Coronavirus: la risposta alla crisi è il digitale

19 mar 20

Viviamo in un periodo che nessuno di noi avrebbe mai immaginato di vivere, quasi irreale. Ad oggi siamo giustamente concentrati sul presente, sui giorni di fronte a noi, di sfida e coraggio. Sconfiggere il COVID19 e tornare a una vita “normale” è ciò per cui tutti stiamo lottando in questo momento.

La crisi passerà, come sono sempre passate nella storia, quello di cui forse non ci rendiamo completamente conto è che le cose non torneranno come prima, le cose necessariamente cambieranno: ci ritroveremo in un mondo più digitalizzato, in cui la gente si sarà inevitabilmente avvicinata a tecnologie e strumenti digitali a cui prima non prestava attenzione, al commercio elettronico e al telelavoro.

La riorganizzazione digitale della vita

Ogni grande ostacolo porta inevitabilmente il mondo a mettersi in dubbio, a cambiare il modo di vivere, porterà la società ad utilizzare nuovi strumenti che entreranno a far parte delle abitudini delle persone prima di quanto si possa immaginare.

Ogni grande cambiamento porta sempre con sé grandi opportunità per chi è pronto a coglierle.

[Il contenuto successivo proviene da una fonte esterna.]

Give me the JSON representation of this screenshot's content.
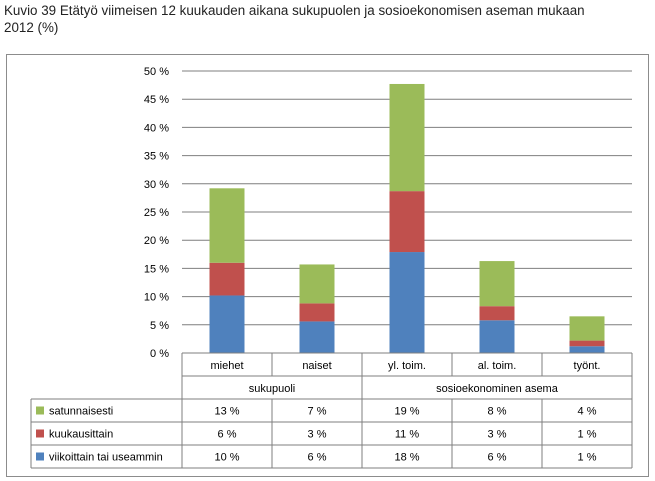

Pensiamo ad esempio allo smartworking, una modalità di lavoro che in queste settimane moltissime aziende hanno deciso di adottare, riorganizzandosi e innovandosi, rendendo possibile continuare a lavorare migliaia di persone direttamente dalla propria abitazione, qualcosa che sembrava impensabile fino a qualche mese fa, soprattutto in Italia.

Un altro aspetto importante riguarda l’incremento esponenziale delle vendite online, essenziali in questo periodo a causa della chiusura forzata di quasi tutti i negozi fisici.

 

Il Boom delle vendite online

Questo incremento continuerà ad interessare tutte le attività di vendita online anche dopo la fine dell’emergenza, perché ormai entrata nella vita quotidiana delle persone.

Tante persone che mai prima d’ora si erano approcciate all’acquisto online si sono riversate sui vari Marketplace ed E-commerce per continuare ad effettuare i loro acquisti, consolidando la loro fiducia in questo metodo di acquisto e acquisendo praticità.

Il coronavirus ci lascerà indubbiamente segnati, ma ci lascerà anche nuovi strumenti digitali e fisici e cambierà per sempre il nostro modo di pensare. La situazione in cui ci siamo trovati catapultati potrebbe essere trasformata in un’occasione per comprendere meglio le dinamiche del business online.

Le classiche attività commerciali fisiche si ritrovano praticamente paralizzate, mentre quelle che hanno deciso di affiancare a queste anche un canale di vendita online continuano a vendere e si ritrovano a cambiare completamente modo di lavorare.

Alla luce della situazione attuale, appare evidente come investire in un e-commerce ad oggi potrebbe rivelarsi un obiettivo strategico con una grande resa competitiva per il futuro.

Un’analisi firmata da Nielsen dei giorni scorsi segnalava come il trend delle vendite di prodotti di largo consumo online da lunedì 24 febbraio a domenica 1 marzo sia stato del +81%: in accelerazione di 30 punti percentuali rispetto alla settimana precedente.

Non è assolutamente un caso che in questo periodo Amazon è a caccia di 100.000 nuovi dipendenti per fare fronte all’impennata di acquisti online dovuta all’emergenza COVID-19.

Un mondo in evoluzione

Quando il mondo cambia, i suoi abitanti sono chiamati ad evolversi. Adattarsi all’ambiente, trovare nuove strategie, nuovi stili di vita.

Questo è ciò che l’essere umano fa dagli albori della storia. Ogni nuova frattura segna la nascita di qualcosa di diverso.

Cogliere il cambiamento, abbracciarlo, cavalcare la sua onda di opportunità è necessario ora più che mai.

In questo tempo di incertezze e confusione, una direzione appare certamente tracciata per il futuro: il mondo che ritroveremo una volta finita la tempesta sarà un mondo più digitale.